Il reste aussi à savoir la décision finale des producteurs venus assister au tournage pour peut-être racheter l’émission. Tout le monde attend donc pour apprendre que K-DTV ne peut légalement accepter la vente : les personnages appartiennent à la chaîne, et c’est comme ça.

Ce n’est pas pour autant la fin de l’aventure. À défaut de renouvellement, le patron du strip-club de Yolanda leur propose à toutes de continuer Glow non à la télévision, mais à Las Vegas. Ouep, comme il est pote avec Sam depuis un épisode (il est parent d’élève de l’école de Justine), c’est réglé. Tout le monde a déjà fait ses valises, il n’y a plus qu’à monter dans le bus. Debbie dit donc au revoir à Mark en lui confiant son gosse, Ruth dit au revoir à Russell car Vegas signifie clairement qu’il n’y a pas besoin de caméraman.

La saison se termine donc sur cette excellente note – avec un Bash quand même ravagé dans le bus et un couple Yolanda/Beirut. Chacun, dans le bus, a droit son moment de gloire, la caméra s’attardant sur tout le monde et sur les angoisses de Ruth. Comme en saison 1, nous obtenons donc une très jolie fin de saison, qui peut aussi servir de fin de série (ouverte) si besoin. Je suis reconnaissant envers les scénaristes pour ce type de fin. J’espère vraiment que Netflix nous fera une saison 3 !

11.jpg

EN BREF – C’est simple comme bonjour, cette deuxième saison était encore meilleure que la première ! On part pourtant sur les mêmes recettes de parodie, d’explorations des personnages un à un, de féminisme dillué et de dramas dans les coulisses de la production, mais cette saison gagne en efficacité parce que nous connaissons déjà les personnages dès le départ.

Un autre bon point de cette deuxième année ? Les scénaristes n’hésitent plus : loin de se chercher autant qu’en saison 1 dont les premiers épisodes semblaient peu sûrs d’eux, cette saison est celle de tous les tests, avec toute sorte d’épisodes qui se débrouillent pour sortir de la norme et être marquant (j’en retiendrai surtout l’épisode #MeToo, l’épisode méta et le final, c’est vrai ; et aussi la scène où Debbie explose Ruth). Tout cela permet à la série d’être encore plus culottée et de monter d’un cran dans le drama, dans l’humour, dans les messages qu’elle fait passer, dans tout. J’adore !
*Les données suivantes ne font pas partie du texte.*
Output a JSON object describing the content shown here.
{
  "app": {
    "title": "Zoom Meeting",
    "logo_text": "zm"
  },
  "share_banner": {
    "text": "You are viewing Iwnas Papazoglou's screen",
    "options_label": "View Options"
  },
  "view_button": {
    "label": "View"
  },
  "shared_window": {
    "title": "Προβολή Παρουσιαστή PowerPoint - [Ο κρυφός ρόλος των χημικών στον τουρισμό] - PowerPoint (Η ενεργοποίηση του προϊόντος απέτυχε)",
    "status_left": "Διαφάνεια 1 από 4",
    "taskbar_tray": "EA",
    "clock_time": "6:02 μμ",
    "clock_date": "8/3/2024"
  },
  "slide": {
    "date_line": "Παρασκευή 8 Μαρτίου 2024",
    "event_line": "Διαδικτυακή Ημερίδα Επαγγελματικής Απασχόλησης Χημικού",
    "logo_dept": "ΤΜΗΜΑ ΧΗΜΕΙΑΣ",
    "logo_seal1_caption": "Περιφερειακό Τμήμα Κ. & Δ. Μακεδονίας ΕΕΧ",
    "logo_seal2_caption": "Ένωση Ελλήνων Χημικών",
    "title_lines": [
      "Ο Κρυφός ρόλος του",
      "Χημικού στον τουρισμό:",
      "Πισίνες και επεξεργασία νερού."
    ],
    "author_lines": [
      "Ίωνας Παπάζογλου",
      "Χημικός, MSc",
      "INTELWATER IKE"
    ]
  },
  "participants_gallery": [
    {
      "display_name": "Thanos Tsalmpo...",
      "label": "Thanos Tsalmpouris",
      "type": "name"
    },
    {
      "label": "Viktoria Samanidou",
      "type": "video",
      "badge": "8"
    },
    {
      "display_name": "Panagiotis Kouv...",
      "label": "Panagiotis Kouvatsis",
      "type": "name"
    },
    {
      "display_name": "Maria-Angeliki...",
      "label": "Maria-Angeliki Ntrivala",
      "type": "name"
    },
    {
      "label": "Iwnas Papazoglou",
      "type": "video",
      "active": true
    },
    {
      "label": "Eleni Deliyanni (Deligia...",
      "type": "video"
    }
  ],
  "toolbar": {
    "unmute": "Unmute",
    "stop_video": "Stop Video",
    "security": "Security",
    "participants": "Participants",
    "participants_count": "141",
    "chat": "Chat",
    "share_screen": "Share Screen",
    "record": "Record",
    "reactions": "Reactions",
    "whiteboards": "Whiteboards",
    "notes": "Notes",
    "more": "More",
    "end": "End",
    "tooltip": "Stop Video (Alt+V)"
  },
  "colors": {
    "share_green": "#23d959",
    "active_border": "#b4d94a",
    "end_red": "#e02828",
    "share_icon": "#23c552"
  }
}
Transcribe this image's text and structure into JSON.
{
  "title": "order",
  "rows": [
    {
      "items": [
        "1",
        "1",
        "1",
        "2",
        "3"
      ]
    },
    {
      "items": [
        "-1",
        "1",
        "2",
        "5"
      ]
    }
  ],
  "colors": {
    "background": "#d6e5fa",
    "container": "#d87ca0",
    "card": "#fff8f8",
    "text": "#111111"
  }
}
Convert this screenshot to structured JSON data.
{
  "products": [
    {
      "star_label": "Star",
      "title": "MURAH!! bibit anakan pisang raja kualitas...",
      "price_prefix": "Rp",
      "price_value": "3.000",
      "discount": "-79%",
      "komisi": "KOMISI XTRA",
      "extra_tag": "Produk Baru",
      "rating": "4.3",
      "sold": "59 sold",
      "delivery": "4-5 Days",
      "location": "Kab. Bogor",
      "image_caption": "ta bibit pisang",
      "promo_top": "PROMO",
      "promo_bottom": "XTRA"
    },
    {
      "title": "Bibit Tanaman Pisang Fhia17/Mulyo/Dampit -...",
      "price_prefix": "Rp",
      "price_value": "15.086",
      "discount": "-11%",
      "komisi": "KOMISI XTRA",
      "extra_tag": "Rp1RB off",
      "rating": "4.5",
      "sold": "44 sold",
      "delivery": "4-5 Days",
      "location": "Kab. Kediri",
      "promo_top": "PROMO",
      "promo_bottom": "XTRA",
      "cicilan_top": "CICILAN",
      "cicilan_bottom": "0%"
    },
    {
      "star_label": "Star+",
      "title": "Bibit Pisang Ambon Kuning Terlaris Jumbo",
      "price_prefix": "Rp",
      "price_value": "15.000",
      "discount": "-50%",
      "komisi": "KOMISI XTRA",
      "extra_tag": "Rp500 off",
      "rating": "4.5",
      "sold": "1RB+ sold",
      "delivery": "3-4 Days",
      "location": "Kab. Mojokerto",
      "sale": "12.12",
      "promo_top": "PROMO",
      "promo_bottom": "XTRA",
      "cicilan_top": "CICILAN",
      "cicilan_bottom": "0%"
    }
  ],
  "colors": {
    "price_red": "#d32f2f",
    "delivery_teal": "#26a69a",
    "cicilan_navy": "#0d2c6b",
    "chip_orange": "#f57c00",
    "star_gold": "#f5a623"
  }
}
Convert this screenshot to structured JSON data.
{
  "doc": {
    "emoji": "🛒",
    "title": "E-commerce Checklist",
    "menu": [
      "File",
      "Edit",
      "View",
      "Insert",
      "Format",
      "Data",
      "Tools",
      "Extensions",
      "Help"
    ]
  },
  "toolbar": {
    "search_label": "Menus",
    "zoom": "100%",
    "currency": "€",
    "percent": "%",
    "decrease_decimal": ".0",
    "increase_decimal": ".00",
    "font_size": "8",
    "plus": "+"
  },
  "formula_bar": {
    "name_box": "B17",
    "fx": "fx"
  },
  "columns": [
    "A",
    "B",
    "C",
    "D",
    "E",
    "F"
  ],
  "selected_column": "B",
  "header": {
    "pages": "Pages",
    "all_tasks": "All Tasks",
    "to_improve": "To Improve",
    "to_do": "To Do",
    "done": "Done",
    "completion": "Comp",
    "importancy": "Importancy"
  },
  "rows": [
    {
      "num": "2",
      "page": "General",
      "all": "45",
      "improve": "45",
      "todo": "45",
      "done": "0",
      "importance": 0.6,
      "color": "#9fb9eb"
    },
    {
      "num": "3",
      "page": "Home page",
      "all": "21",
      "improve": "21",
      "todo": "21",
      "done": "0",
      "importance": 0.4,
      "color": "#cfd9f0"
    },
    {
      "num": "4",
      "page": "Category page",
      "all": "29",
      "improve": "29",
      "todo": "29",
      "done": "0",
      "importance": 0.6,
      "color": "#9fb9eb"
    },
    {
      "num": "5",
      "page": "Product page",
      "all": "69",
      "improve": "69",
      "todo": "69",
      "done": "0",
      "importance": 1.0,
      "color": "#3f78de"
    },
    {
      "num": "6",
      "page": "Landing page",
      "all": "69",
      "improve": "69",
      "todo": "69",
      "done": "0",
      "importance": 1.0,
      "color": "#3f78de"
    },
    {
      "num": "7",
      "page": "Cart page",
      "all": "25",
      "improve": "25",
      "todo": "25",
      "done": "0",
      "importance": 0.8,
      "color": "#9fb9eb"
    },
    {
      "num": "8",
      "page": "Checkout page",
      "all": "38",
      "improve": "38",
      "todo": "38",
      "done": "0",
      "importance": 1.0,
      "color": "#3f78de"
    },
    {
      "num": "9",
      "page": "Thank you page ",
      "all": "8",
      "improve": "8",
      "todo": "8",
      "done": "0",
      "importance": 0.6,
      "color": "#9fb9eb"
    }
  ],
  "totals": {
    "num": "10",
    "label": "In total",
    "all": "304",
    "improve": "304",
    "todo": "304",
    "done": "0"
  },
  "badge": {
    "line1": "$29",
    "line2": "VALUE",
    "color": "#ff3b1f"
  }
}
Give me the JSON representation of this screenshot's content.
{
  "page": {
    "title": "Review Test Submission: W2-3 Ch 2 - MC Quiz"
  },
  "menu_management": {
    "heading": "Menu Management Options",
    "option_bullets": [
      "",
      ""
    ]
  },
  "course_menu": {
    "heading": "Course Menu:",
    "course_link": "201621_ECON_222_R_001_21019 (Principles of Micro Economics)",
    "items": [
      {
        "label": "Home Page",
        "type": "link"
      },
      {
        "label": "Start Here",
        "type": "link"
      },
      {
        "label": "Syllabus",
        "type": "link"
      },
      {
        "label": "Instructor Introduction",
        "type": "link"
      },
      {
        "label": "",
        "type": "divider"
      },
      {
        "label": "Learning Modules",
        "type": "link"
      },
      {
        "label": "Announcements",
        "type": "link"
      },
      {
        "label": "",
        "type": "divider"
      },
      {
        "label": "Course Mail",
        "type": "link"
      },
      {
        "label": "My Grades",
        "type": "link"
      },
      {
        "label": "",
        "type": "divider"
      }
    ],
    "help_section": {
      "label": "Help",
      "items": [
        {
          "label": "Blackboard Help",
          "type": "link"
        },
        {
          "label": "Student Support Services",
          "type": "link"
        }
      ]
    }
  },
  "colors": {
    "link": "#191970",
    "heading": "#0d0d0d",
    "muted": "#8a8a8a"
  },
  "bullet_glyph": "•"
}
Comme il faut bien lui trouver des défauts, je regrette surtout le manque de temps. Cette saison 2 aurait pu facilement durer deux fois plus longtemps et rester palpitante. Il est par exemple dommage de ne pas approfondir la dépression de Debbie au-delà de l’épisode 6, de ne pas nous en dire plus sur Bash post-Florian, de ne pas revenir plus sur Carmen sous-exploitée par rapport à la saison 1, etc. Il y a tellement de personnages et si peu d’épisodes… j’aurais aimé passer plus de temps avec eux.

En somme, une excellente saison comme Netflix sait les faire. J’espère vraiment une saison 3.